In an earlier interview on CBNC, Sloan said the last five weeks have tainted the bank’s reputation. But regulators say bad practices at the bank went on for years.
Sloan told The Times he was not trying to minimize the scope of the scandal.
“I don’t mean to downplay that at all,” he said. “I don’t mean to minimize the impact. But the changes we’ve made, I think, are working.”
Sloan also said that Stumpf was not pushed out. The Wall Street Journal and New York Times reported that he submitted his resignation in a brief and unexpected letter to the board Wednesday, just two days before a quarterly earnings call Stumpf was expected to lead.
“This was a decision made by John Stumpf,” Sloan said. “He wasn’t fired, he wasn’t asked to leave. He decided it was in the best interest of the company to retire.”
Sloan, who lives in San Marino but also owns a residence in San Francisco, said he plans to continue to split his time between the two.
Though the bank’s critics had called for Stumpf to resign weeks ago, Wednesday’s announcement did little to satisfy them. In fact, some immediately raised questions about Sloan’s possible connection to the scandal.

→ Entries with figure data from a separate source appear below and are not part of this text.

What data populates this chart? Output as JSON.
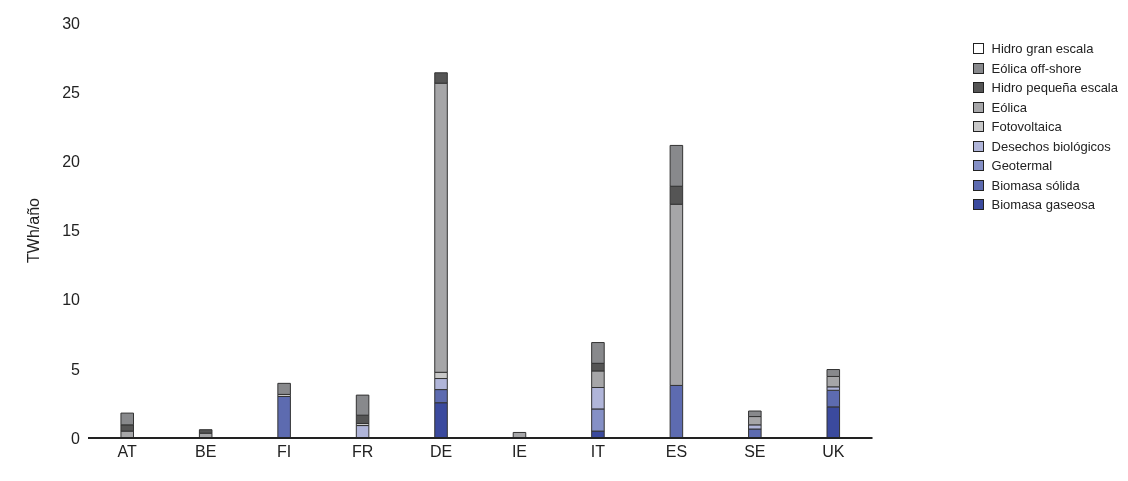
{
  "chart_data": {
    "type": "bar",
    "ylabel": "TWh/año",
    "categories": [
      "AT",
      "BE",
      "FI",
      "FR",
      "DE",
      "IE",
      "IT",
      "ES",
      "SE",
      "UK"
    ],
    "stacked": true,
    "ylim": [
      0,
      30
    ],
    "yticks": [
      0,
      5,
      10,
      15,
      20,
      25,
      30
    ],
    "grid": false,
    "legend": "top right",
    "series": [
      {
        "name": "Biomasa gaseosa",
        "color": "#3b4a9e",
        "values": [
          null,
          null,
          null,
          null,
          2.55,
          null,
          0.5,
          null,
          null,
          2.25
        ]
      },
      {
        "name": "Biomasa sólida",
        "color": "#5d6bb0",
        "values": [
          null,
          null,
          3.0,
          null,
          0.95,
          null,
          null,
          3.8,
          0.65,
          1.2
        ]
      },
      {
        "name": "Geotermal",
        "color": "#8590c6",
        "values": [
          null,
          null,
          null,
          null,
          null,
          null,
          1.6,
          null,
          null,
          null
        ]
      },
      {
        "name": "Desechos biológicos",
        "color": "#b0b5d9",
        "values": [
          null,
          null,
          null,
          0.9,
          0.8,
          null,
          1.55,
          null,
          0.3,
          0.25
        ]
      },
      {
        "name": "Fotovoltaica",
        "color": "#c8c8c8",
        "values": [
          null,
          null,
          0.15,
          0.15,
          0.45,
          null,
          null,
          null,
          null,
          null
        ]
      },
      {
        "name": "Eólica",
        "color": "#a6a6a8",
        "values": [
          0.5,
          0.35,
          null,
          null,
          20.9,
          0.4,
          1.2,
          13.1,
          0.6,
          0.75
        ]
      },
      {
        "name": "Hidro pequeña escala",
        "color": "#555555",
        "values": [
          0.45,
          0.25,
          null,
          0.6,
          0.75,
          null,
          0.55,
          1.3,
          null,
          null
        ]
      },
      {
        "name": "Eólica off-shore",
        "color": "#88898c",
        "values": [
          0.85,
          null,
          0.8,
          1.45,
          null,
          null,
          1.5,
          2.95,
          0.4,
          0.5
        ]
      },
      {
        "name": "Hidro gran escala",
        "color": "#ffffff",
        "values": [
          null,
          null,
          null,
          null,
          null,
          null,
          null,
          null,
          null,
          null
        ]
      }
    ]
  }
}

“Mr. Stumpf’s retirement does nothing to answer the many questions that remain,” said Sen. Sherrod Brown (D-Ohio), who harshly criticized Stumpf last month at a meeting the Senate Banking Committee held on the Wells Fargo scandal.
“We are still waiting for answers as to how Wells Fargo plans to right its wrongs against customers and the low-paid employees who weren’t given the benefit of a retirement package when they were fired for refusing to cheat,” he said.

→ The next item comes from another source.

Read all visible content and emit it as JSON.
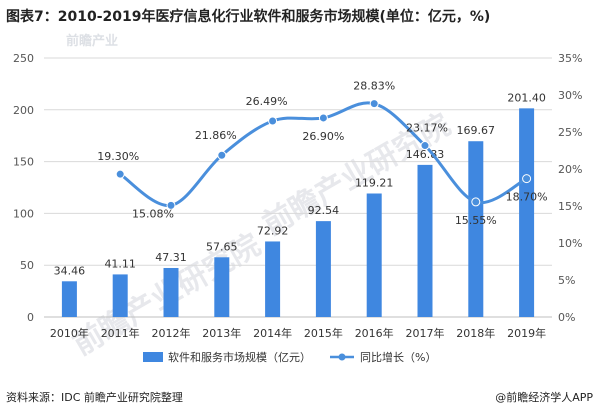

Rep. Maxine Waters (D-Los Angeles), called it “more than appropriate” that Stumpf retire given his direct responsibility” for failing to stop fraudulent activity at the bank. But she questioned whether Sloan was the right person to replace him.
“I remain concerned that incoming CEO Tim Sloan is also culpable in the recent scandal, serving in a central role in the chain of command that ought to have stopped this misconduct from happening. Indeed, as recently as June of this year, Mr. Sloan was telling the news media that Wells Fargo’s aggressive cross-selling strategies were fundamentally sound and didn’t need to change,” she said in a statement.
Paulina Gonzalez, executive director of banking advocacy group California Reinvestment Coalition, said she wants to ensure there are “criminal investigations for anybody involved in the scandal” and also questioned Sloan’s appointment given his tenure at the bank.
Carrie Tolstedt, the community banking executive who ran the division where much of the unauthorized accounts activity took place, reported to Sloan after he was named president last year.
“We have a lot of questions for Mr. Sloan,” Gonzalez said. “He was there for the entirety of the accounts scandal.”
Stumpf had said he intended to stay at his post, telling members of the House Financial Services Committee investigating the matter on Sept. 29 that he was “accountable for leading Wells Fargo as the company restores the trust of customers, team members and investors.”